Beginners Home Workout for Core Muscles

Obese Workout
29 Jan

Last Updated on July 8, 2016 by Michael Brockbank

Your core includes a variety of muscles that are often the most used in everyday life. These groups are what support your body and contribute to maximizing other physical activities such as weight training. You should never ignore the core muscles and should include work of some kind during a weekly routine. For the beginner, it will be a slow start until you build up momentum.

Workouts from Home for Core Muscles

You don’t need a gym membership in order to benefit from workouts. All it really takes is your own motivation to succeed. For those who are just starting, this will be one of your greatest accomplishments: self-reliance. You’ve got to focus on something that can keep you going even on days when you feel like you just want to curl up under a blanket on the couch and watch Netflix.

In this workout, we’ll be doing some of the easier exercises in order to start firming your core groups. The times and repetitions I’ve listed should be viewed as a baseline for what you may be able to accomplish. Feel free to do more or less depending on your own physique. Not everyone will be able to do the same workout, but you should try to do the best you can. The whole point is to get the core muscles flexed and used as often as possible.

Before we begin, let me explain what some of the terms you’ll see below mean.
What is a Rep?
A rep is short for repetition. This is an activity that is done repeatedly.
What is a Set?
A set is a series of exercises that are joined for a specific goal. Each set will contain a specific number of repetitions or a certain amount of time. It’s a good idea to give yourself 30 to 60 seconds of rest in between each set as a beginner.

Let’s Get On With the Workout

  • Air Bicycle: 3 sets at 10 reps each
    Lay on your back and lock your fingers behind your head. Lift both of your legs slightly off of the floor. Lift your upper body slightly up as well. Now, bring your right knee up to your chest while bringing your left elbow to touch it. Straighten out your right leg and bring your left knee up while touching it with your right elbow. Straighten your left leg. This is one repetition.
  • Dead Bug: 3 sets at 10 reps each
    Lying on your back, reach your arms and bend your knees up towards the ceiling. Your feet should be parallel with your knees as if you’re pointing away from you. Lower your left leg until it is straight, but don’t touch the floor. Bring it back up and then lower your right leg in the same way. This is one repetition.
  • Scissor Kick: 3 sets at 10 reps each
    While still on your back, stretch your arms out away from you. Lift your right leg up and try to point it at the ceiling. Now, lift your left leg up while moving your right leg down as if making a “scissor” appearance. This is one repetition.

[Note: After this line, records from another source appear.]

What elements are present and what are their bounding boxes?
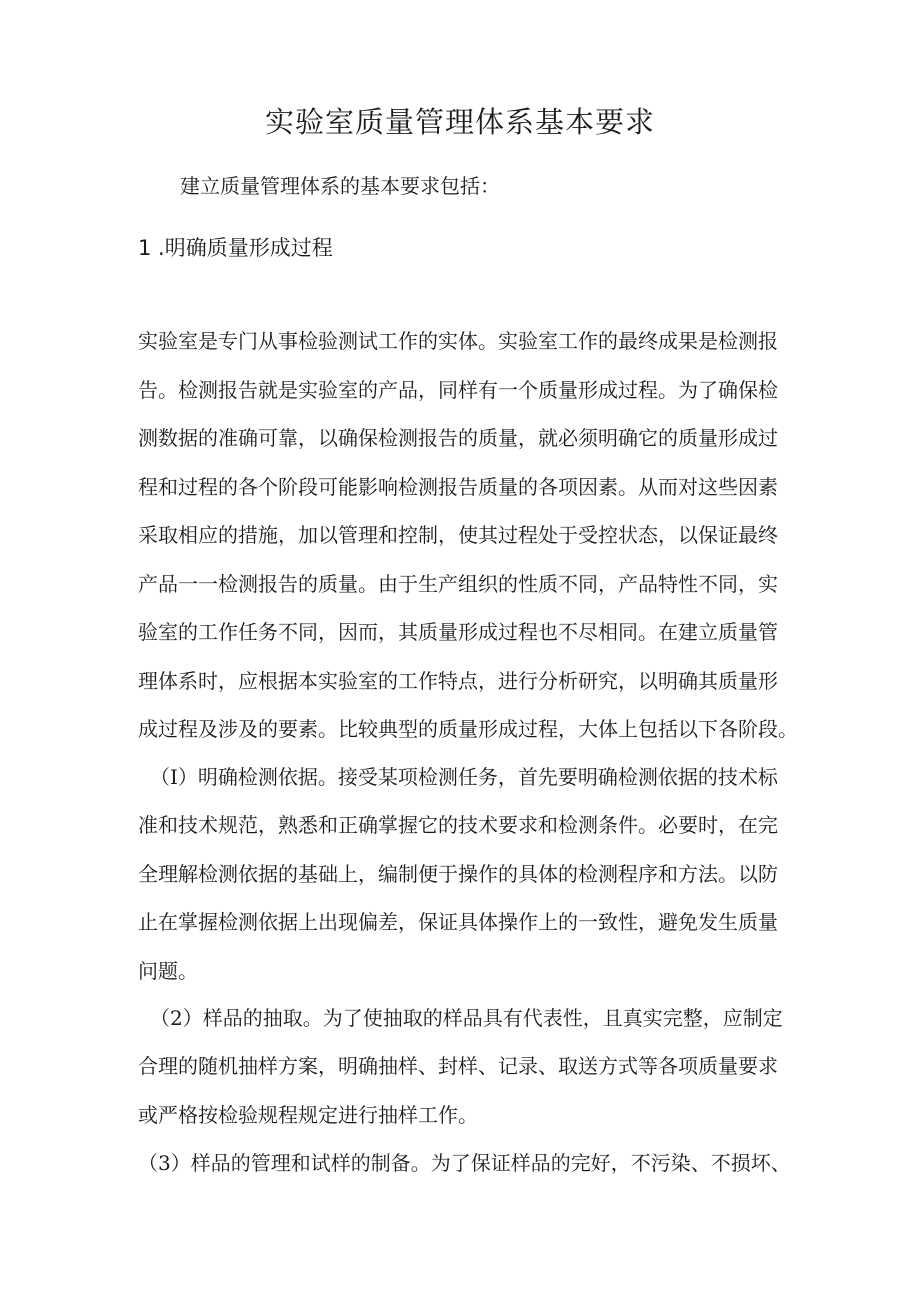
item-3-first-line: （3）样品的管理和试样的制备。为了保证样品的完好，不污染、不损坏、 bbox=[138, 1151, 791, 1175]
main-paragraph bbox=[138, 317, 798, 754]
paragraph-line: 告。检测报告就是实验室的产品，同样有一个质量形成过程。为了确保检 bbox=[138, 377, 778, 402]
paragraph-line: 程和过程的各个阶段可能影响检测报告质量的各项因素。从而对这些因素 bbox=[138, 474, 778, 499]
paragraph-line: 问题。 bbox=[138, 958, 198, 983]
item-1-continuation bbox=[138, 801, 798, 995]
paragraph-line: 测数据的准确可靠，以确保检测报告的质量，就必须明确它的质量形成过 bbox=[138, 426, 778, 450]
paragraph-line: 成过程及涉及的要素。比较典型的质量形成过程，大体上包括以下各阶段。 bbox=[138, 717, 798, 741]
paragraph-line: 全理解检测依据的基础上，编制便于操作的具体的检测程序和方法。以防 bbox=[138, 861, 778, 886]
item-2-paragraph bbox=[150, 994, 810, 1043]
paragraph-line: 或严格按检验规程规定进行抽样工作。 bbox=[138, 1102, 478, 1127]
document-title: 实验室质量管理体系基本要求 bbox=[264, 105, 655, 139]
paragraph-line: 实验室是专门从事检验测试工作的实体。实验室工作的最终成果是检测报 bbox=[138, 329, 778, 353]
paragraph-line: 理体系时，应根据本实验室的工作特点，进行分析研究，以明确其质量形 bbox=[138, 668, 778, 693]
item-2-first-line: （2）样品的抽取。为了使抽取的样品具有代表性，且真实完整，应制定 bbox=[150, 1006, 783, 1030]
item-2-continuation bbox=[138, 1042, 798, 1139]
item-3-paragraph bbox=[138, 1139, 798, 1188]
section-heading: 1 .明确质量形成过程 bbox=[138, 236, 333, 260]
paragraph-line: 止在掌握检测依据上出现偏差，保证具体操作上的一致性，避免发生质量 bbox=[138, 910, 778, 934]
item-1-paragraph bbox=[150, 753, 810, 802]
paragraph-line: 验室的工作任务不同，因而，其质量形成过程也不尽相同。在建立质量管 bbox=[138, 620, 778, 644]
paragraph-line: 准和技术规范，熟悉和正确掌握它的技术要求和检测条件。必要时，在完 bbox=[138, 813, 778, 837]
item-1-first-line: （I）明确检测依据。接受某项检测任务，首先要明确检测依据的技术标 bbox=[150, 765, 778, 789]
intro-text: 建立质量管理体系的基本要求包括： bbox=[180, 174, 500, 198]
paragraph-line: 采取相应的措施，加以管理和控制，使其过程处于受控状态，以保证最终 bbox=[138, 523, 778, 547]
paragraph-line: 产品一一检测报告的质量。由于生产组织的性质不同，产品特性不同，实 bbox=[138, 571, 778, 596]
paragraph-line: 合理的随机抽样方案，明确抽样、封样、记录、取送方式等各项质量要求 bbox=[138, 1054, 778, 1078]
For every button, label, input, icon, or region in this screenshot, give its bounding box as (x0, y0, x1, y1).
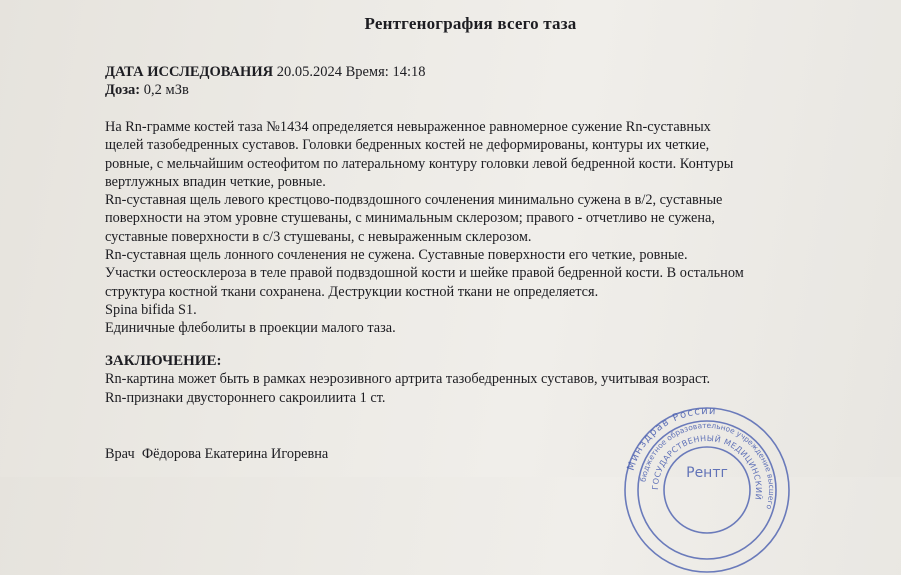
findings-line: структура костной ткани сохранена. Деструкции костной ткани не определяется. (105, 283, 599, 300)
dose-line (105, 81, 425, 99)
dose-label: Доза: (105, 82, 141, 98)
conclusion-heading: ЗАКЛЮЧЕНИЕ: (105, 353, 222, 369)
doctor-name: Фёдорова Екатерина Игоревна (141, 446, 329, 462)
stamp-outer-text: Минздрав России (625, 405, 718, 473)
stamp-ring2-text: бюджетное образовательное учреждение высшего (638, 420, 777, 511)
findings-line: вертлужных впадин четкие, ровные. (105, 173, 326, 190)
findings-text (105, 118, 875, 338)
findings-line: ровные, с мельчайшим остеофитом по латеральному контуру головки левой бедренной кости. Контуры (105, 155, 734, 172)
conclusion-line: Rn-признаки двустороннего сакроилиита 1 ст. (105, 389, 386, 406)
conclusion-line: Rn-картина может быть в рамках неэрозивного артрита тазобедренных суставов, учитывая возраст. (105, 371, 711, 388)
findings-line: Rn-суставная щель левого крестцово-подвздошного сочленения минимально сужена в в/2, суставные (105, 192, 723, 209)
time-label: Время: (345, 64, 389, 80)
doctor-label: Врач (105, 446, 135, 462)
report-title: Рентгенография всего таза (364, 14, 577, 33)
stamp-ring3-text: ГОСУДАРСТВЕННЫЙ МЕДИЦИНСКИЙ (650, 433, 764, 501)
findings-line: Rn-суставная щель лонного сочленения не сужена. Суставные поверхности его четкие, ровные. (105, 247, 688, 264)
findings-line: На Rn-грамме костей таза №1434 определяется невыраженное равномерное сужение Rn-суставных (105, 119, 711, 135)
findings-line: щелей тазобедренных суставов. Головки бедренных костей не деформированы, контуры их четкие, (105, 137, 710, 154)
findings-line: Единичные флеболиты в проекции малого таза. (105, 320, 396, 337)
findings-line: суставные поверхности в с/3 стушеваны, с невыраженным склерозом. (105, 228, 532, 245)
findings-line: поверхности на этом уровне стушеваны, с минимальным склерозом; правого - отчетливо не сужена, (105, 210, 715, 227)
report-meta (105, 63, 425, 99)
findings-line: Spina bifida S1. (105, 301, 197, 318)
conclusion-section (105, 352, 875, 407)
dose-value: 0,2 мЗв (143, 82, 189, 98)
date-label: ДАТА ИССЛЕДОВАНИЯ (105, 64, 274, 80)
findings-line: Участки остеосклероза в теле правой подвздошной кости и шейке правой бедренной кости. В остальном (105, 265, 744, 282)
time-value: 14:18 (392, 64, 426, 80)
doctor-signature-line (105, 446, 328, 463)
stamp-center-text: Рентг (686, 465, 728, 481)
date-line (105, 63, 425, 81)
date-value: 20.05.2024 (276, 64, 342, 80)
official-stamp (622, 405, 792, 575)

Take a short break. This can be as short as you feel comfortable with. Usually, I’ll walk up the stairs to my kitchen to get a drink of water before continuing.

  • Standing Toe Touch: 3 sets at 30 seconds each
    In a standing position, move your feet out about shoulder width. Now, bend over and attempt to touch your toes. Go as far as you’re comfortable and hold this posture for 30 seconds for each set.
  • Bodyweight Duck Squat: 3 sets at 10 reps each
    While standing, spread your feet about shoulder width apart and clasp your hands in front of your chest. Squat until your butt and thighs are parallel with the floor. This is almost a sitting position and is the start of the exercise. Squat further until you can almost touch your heals with your butt. Now, raise yourself up back to the sitting position. This is one rep.
  • Basketball Jump: 3 sets at 10 reps each
    This exercise requires that you have enough overhead room to not smash your hands into the ceiling. Place your feet about shoulder length apart while placing your hands in front of you as if holding a basketball. Now, bend your knees slightly and jump off the ground while pretending you’re shooting a basket with your arms. This is one repetition.

Keep in mind that the focus of this workout is for beginners and the core muscles. As a result, more intensive workouts will be available to you without extensive straining. This should take between 20 and 30 minutes depending on your efforts. Once you get the hang of the routine, it could take less time.

Muscles Used in This Workout

These six exercises focus effort on your core muscle groups. After about a week or two of doing this routine once per day, you’ll start to develop a stronger core allowing you to take on more difficult workouts. The muscles that are focused on are the:

  • Quads
  • Abs
  • Hamstrings
  • Glutes
  • Hip flexors
  • Obliques

Feel free to do more or less according to your comfort level. You can also add a bit more to these exercises to get more of a workout. For example, wearing gloves with additional weight during the basketball jump will add more resistance to your shoulders – which means greater results.

Don’t feel bad if you can’t quite make the suggested numbers above for exercising the core muscles. Getting into better shape, especially for someone who is obese such as myself, is all about getting more physical activity than you got before. Set goals for yourself. Keeping up with a routine will strengthen your core allowing you to perform higher repetitions and longer duration of time.